Вечером мне делать все равно нечего, и я иду в клуб.
— Вы читали комедию Грибоедова «Горе от ума»? — с лету задает мне вопрос Тонников, как только я появляюсь в клубе.
— Не читал, а что? — отвечаю я вопросом на вопрос.
— Какое счастье, что вы не читали. Мы вместе будем прямо сейчас читать эту комедию. Вместе! Раздевайтесь.
Он открывает небольшую книжечку и торжественно произносит:
— Действующие лица… — Аркадий Ефимович читает спокойно и невыразительно, но его ровный голос проникает в мое сознание и что-то задевает там. Мне интересно.
Два вечера я слушаю его, а на третий — мы делимся впечатлениями.
Тонников говорит:
— Геннадий, вы, наверное, удивитесь, но меня уже очень давно мучает загадка. А кто же такой Чацкий? Правда, его мировая литература ставит рядом с образами «опасных мечтателей» — с Дон Кихотом, Гамлетом, насмешливым и одиноким Альцестом. Я в какой-то мере с этим согласен, но не во всем.
— А меня, знаете, — в тон Аркадию Ефимовичу пускаюсь я в рассуждения, — здорово злит предательство Софьи. Чацкий ее любит, а она пускает слух о его сумасшествии. Как верить после этого женщинам? А кому толкает Чацкий свои мысли, кому их говорит — Фамусову, Скалозубу, Молчалину, на бале — бабулям?..
В течение месяца театральная студия Аркадия Ефимовича почти полностью оказывается сформированной. И он принимает решение ставить комедию «Горе от ума». Мне Тонников доверяет роль Чацкого. Он объясняет это так:
— Мне кажется, что наряду с благородством внутри вас зверь. Вы замечали за собой, что вы ходите, как зверь? Сильный и бесшумный. Знаете, а это интересно. Зверь, одинокий волк, флажками красными обложенный. А почему бы и нет? Это как следует надо продумать. Как выразился Пушкин, по своей «нагой простоте» комедия — произведение новаторское.
Из его слов я ничего не понял.
Прошло время. Из студии я не ухожу. И самое удивительное в том, что я после занятий со Светой достаточно благополучно сочетаю театральную студию с учебой и работой. И нигде у меня не появляется проколов. Большую часть времени я провожу вне дома и сплю по пять-шесть часов. Я продолжаю встречаться со Светой, но только у себя дома. Возможности для повторения новогодней ночи у нас нет. Видимо, это и является одной из причин того, что мы постоянно ссоримся в последнее время.
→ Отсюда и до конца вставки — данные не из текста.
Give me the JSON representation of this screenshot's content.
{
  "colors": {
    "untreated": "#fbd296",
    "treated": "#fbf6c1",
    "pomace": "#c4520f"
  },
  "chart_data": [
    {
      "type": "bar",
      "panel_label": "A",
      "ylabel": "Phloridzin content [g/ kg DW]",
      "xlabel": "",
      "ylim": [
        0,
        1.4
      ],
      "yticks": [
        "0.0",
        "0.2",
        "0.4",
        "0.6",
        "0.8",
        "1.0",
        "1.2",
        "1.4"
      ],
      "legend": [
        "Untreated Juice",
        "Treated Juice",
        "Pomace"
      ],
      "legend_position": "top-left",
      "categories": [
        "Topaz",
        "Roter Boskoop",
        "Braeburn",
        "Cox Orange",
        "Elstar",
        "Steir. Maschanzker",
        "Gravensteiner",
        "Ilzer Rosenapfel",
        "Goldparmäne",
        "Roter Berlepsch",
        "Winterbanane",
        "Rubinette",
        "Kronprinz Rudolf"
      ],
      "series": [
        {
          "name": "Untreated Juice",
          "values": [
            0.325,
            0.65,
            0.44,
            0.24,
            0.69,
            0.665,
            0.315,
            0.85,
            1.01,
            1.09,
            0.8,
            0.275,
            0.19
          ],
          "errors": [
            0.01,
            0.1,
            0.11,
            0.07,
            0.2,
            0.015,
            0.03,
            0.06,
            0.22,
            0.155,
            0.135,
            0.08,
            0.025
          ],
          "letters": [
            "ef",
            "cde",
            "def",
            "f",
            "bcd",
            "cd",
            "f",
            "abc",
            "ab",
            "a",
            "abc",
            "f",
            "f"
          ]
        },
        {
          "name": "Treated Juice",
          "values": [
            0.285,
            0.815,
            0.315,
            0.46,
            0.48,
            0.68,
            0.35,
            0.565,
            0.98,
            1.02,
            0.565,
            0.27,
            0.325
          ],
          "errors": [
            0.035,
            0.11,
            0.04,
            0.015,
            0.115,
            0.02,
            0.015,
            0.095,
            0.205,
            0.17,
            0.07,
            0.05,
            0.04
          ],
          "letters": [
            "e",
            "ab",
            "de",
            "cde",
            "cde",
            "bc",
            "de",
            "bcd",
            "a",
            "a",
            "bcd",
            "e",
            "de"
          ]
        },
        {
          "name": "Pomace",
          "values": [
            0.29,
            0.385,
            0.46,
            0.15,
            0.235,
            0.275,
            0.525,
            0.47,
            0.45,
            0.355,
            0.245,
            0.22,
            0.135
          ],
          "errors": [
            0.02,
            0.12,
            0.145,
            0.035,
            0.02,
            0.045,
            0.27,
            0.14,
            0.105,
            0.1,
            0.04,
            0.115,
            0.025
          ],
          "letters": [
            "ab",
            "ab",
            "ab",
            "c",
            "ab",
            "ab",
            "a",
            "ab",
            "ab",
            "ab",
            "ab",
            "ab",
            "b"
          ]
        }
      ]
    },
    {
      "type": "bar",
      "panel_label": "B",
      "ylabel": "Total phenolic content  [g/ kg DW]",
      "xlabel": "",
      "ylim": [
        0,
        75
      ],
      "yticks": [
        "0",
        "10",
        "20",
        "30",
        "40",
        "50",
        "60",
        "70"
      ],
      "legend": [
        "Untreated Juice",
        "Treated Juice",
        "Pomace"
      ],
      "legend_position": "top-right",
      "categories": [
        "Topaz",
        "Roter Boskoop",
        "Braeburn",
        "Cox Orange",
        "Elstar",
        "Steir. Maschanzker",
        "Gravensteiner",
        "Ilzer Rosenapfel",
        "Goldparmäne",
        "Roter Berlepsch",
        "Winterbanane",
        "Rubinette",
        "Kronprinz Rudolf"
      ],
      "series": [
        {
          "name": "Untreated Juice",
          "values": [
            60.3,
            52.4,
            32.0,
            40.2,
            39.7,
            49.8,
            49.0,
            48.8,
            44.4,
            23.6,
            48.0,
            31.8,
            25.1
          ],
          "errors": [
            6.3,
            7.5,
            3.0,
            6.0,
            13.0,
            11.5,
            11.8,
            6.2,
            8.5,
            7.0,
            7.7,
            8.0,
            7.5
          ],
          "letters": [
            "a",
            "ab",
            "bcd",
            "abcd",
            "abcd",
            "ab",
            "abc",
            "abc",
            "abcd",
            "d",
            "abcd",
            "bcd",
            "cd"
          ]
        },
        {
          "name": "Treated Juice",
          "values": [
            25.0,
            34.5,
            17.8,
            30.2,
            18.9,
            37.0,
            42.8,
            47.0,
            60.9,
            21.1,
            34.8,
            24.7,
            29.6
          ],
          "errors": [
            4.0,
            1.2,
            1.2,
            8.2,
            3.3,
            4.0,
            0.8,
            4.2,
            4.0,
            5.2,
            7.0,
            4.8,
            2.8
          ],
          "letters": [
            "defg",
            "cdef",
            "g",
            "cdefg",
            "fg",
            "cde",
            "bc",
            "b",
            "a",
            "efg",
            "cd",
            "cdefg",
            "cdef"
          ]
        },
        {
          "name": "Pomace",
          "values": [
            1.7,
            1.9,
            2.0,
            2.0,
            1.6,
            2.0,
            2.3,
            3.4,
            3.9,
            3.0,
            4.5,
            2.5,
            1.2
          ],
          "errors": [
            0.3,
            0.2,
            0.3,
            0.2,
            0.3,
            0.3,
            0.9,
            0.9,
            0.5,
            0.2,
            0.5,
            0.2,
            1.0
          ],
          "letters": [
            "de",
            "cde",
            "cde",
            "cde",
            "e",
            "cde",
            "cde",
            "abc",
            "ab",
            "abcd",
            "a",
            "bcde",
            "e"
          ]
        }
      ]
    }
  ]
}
В один из вечеров в гримерной клуба, где стены вместо обоев оклеены афишами, мы пьем чай из огромного самовара. Мы — это Виктор Сизов, представительный мужчина, работающий электротехником, будущий Фамусов; Тамара Коробец из заводоуправления, ей предложено сыграть Софью Павловну; худой и длинный Женя Гридин из конструкторского отдела, намеченный быть Молчалиным, и я. А вообще-то в комнате сидит человек пятнадцать.